なので、基本的に浄化や調伏の対象ではなく。駆除依頼として駆除業者に依頼が来るのである。
「ターシニア。ちなみに家族を見つけた場合はどうなる?」
「ちょっと見た目はアレだが、最初は和やかに話が進む場合が多いらしい」
ルカが話しに割って入る。
「なんで、最初は。と、わざわざつけましたの?」
「わかったなら聞かなくても良いんじゃ無いか? 話をしているうちに放置されていた過去をだんだん思い出して……。と言う定番パターンだな」
「わ、わたくしは決してウェンディちゃんを放置しているわけでは……」
「あぁ、なるほど。宮廷においてきた人形があるのか。――はっはっは、大丈夫。普通はモンスター化はしない」
「……? 条件が、あるんですの?」
「大事にされていたことは絶対条件。……その上で。彼や彼女のおかれたお屋敷で、大規模な刃傷沙汰があったこと。そしてその顛末に自らの持ち主が関わっていること。かつ、モンスター寄りの風土であること。以上三点だ」
――何でもかんでも全部モンスターになんか、成られてたまるか。ぽん。とルカの肩に手を置くとターニャは自分のデスクに戻る。
「大規模と言っても人数が決まっているわけではないが、お屋敷全部が惨殺されるみたいな規模が必要であるらしい。とすれば使用人含めて20人は必要ってトコかね」
カップを置くとターニャは、自分のデスクを片付けながら、さらに話を始める。
――かつて宮廷内で刃傷沙汰は、ま、長い歴史もあるこったし。もしかしてあったかも知れんけど。誰かから引き継いだのかも知れねぇが、でもお前の人形の主人となればそれはお前自身、でもお前はここでこうして生きてる
――そして当然。ここにこうして生きてる以上は、リィファ姫は犯人でなければそれに関わっては居ない。

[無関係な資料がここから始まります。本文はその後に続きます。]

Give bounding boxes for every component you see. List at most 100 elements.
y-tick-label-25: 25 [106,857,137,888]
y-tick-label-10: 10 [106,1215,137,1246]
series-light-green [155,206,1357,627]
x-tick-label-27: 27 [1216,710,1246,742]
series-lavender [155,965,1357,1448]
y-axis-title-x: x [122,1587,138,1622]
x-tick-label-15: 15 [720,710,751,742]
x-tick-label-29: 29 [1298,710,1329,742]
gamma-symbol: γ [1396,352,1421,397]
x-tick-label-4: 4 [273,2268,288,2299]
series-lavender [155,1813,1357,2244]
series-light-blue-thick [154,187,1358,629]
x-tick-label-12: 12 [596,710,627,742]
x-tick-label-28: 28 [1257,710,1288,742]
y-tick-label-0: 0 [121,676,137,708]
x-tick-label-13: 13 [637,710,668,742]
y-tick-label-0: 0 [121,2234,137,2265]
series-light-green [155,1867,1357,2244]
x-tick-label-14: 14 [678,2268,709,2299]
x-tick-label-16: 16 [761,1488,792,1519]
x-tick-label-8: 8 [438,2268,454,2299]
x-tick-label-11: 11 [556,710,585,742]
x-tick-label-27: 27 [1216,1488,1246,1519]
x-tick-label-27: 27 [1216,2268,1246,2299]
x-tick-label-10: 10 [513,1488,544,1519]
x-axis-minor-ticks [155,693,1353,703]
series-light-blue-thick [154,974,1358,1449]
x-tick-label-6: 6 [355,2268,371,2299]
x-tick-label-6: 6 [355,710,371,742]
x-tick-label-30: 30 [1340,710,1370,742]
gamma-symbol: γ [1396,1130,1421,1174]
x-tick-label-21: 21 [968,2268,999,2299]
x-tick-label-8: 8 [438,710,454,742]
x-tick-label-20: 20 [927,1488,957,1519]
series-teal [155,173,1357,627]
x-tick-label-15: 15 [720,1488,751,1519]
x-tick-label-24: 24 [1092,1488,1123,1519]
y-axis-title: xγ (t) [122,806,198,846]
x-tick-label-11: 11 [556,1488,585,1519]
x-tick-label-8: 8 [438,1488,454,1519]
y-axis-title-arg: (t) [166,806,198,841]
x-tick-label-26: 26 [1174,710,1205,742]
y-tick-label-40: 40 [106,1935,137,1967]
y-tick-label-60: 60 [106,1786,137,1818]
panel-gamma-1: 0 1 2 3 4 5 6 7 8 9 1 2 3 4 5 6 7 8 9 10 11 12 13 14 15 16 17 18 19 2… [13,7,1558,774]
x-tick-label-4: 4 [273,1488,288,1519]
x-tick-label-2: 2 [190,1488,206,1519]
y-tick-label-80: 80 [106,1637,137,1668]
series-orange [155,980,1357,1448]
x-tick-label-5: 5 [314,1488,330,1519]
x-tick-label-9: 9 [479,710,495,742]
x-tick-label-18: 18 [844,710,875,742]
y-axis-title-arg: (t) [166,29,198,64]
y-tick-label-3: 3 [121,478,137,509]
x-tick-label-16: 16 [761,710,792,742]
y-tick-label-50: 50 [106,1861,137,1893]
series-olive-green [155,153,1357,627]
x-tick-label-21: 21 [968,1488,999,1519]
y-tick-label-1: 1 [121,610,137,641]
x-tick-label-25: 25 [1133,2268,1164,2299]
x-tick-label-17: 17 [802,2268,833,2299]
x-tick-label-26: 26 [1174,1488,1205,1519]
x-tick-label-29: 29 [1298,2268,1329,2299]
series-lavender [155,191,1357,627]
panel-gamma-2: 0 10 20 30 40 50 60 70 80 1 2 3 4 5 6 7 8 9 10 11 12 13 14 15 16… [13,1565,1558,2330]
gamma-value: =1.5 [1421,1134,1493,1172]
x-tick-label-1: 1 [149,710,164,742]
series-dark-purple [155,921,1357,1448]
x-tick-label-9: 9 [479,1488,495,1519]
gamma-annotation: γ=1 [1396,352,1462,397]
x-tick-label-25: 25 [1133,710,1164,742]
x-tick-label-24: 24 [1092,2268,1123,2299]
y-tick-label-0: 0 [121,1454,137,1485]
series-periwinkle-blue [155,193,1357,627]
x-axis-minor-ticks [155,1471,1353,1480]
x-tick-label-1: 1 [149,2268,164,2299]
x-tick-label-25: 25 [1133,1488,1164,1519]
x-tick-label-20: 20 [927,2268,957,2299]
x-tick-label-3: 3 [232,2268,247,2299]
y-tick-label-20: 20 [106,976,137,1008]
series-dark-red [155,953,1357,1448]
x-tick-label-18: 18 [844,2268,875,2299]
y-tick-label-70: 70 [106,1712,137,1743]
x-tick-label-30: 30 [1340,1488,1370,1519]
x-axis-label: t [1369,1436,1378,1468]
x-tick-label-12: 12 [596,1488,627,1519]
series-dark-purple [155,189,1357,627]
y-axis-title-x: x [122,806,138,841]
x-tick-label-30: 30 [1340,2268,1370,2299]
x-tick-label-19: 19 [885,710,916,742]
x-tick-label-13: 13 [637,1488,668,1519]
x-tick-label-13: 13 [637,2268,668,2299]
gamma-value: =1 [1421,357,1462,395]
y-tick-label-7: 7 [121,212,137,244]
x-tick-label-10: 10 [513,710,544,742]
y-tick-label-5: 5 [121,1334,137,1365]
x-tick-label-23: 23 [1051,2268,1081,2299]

――さらに宮廷のあるあの土地は、我々リジェクタはもちろん、どの魔道士や拝み屋が見ても、完全なる人類領域。モンスターが自然発生する余地がそもそもない。
――うちの事務所に持ってくる方がよほどヤバいさ。
「以上を持ってお前の人形はモンスターにはならず、恨み言も喋らない。――ま、せっかく待ってるんだろうから、帰ったら優しくしてやれ」
「あ、あの子がわたくしに、恨みを。も、持つなどと、考えられませんわ。……おほ、おっほっほっほ……」
ルカは扇子を開いて顔を隠すと、高笑いで話題から逃げた。
「普段、城に居る間は、人形に八つ当たりしておったのではないか?」
「……そんなとこだろうな。――だから人間そのものや、それに近い位置で共依存の関係にある妖精、これらは嫌う傾向にある、……と」
――あぁ、あったこれこれ。ターニャはクリシャが書いたらしいノートを引っ張り出す。
「自分の居場所。あの様な連中でもそれは欲しがるものなのだな。人の事は言えぬのだが」
パムリィはカップを持ってふわり、と浮かび上がる。
「むしろうそういう連中だからこそ、なんて言うか。人間が大好きなんだよ。逆説的に隣に居たいからこそ人間が襲われる。ややこしいこっだぜ。考えれば考えるほどリジェクタ向きの相手じゃねぇよ……」
「確かに、単純に暴力で解決するのは難しそうなる。――ふむ。あやつら、確かに幽鬼心霊の類のようだが。なればそれをどう処理するのだ?」
キッチンへとゆっくり移動しながらパムリィ。
「人形を粉砕すればお終い。魂の籠もった部分がわかるならそこだけでも良い。だいたい目玉とか髪の毛、頭丸ごとなんて実例もある。と、資料には書いてある。――パム、おまえ何する気だ?」
「ぬしの思うてあるようなことはなにもせん。……ブラウニーやら床の下の小人達に弱点くらい伝えておいても良かろうよ。――間もなく再度伝令が来る故、こちらからは攻勢に出ないよう重ねて伝える」
意外にも。人類領域に住み着いているモンスター達は、スライムや吸血蝙蝠の類ばかりではない。人間の気が付いて居ないモノも多いのである。
「心配にはおよばん。さっきも言ったが、基本的には逃げるように。と、初めからそう言ってある」
「そうしてもらうと助かるよ」
いくら隣国とはいえ、帝国王朝内である。
モンスター大戦争など起こっては。ターニャ達、本国のリジェクタもただでは済まないのは間違い無い。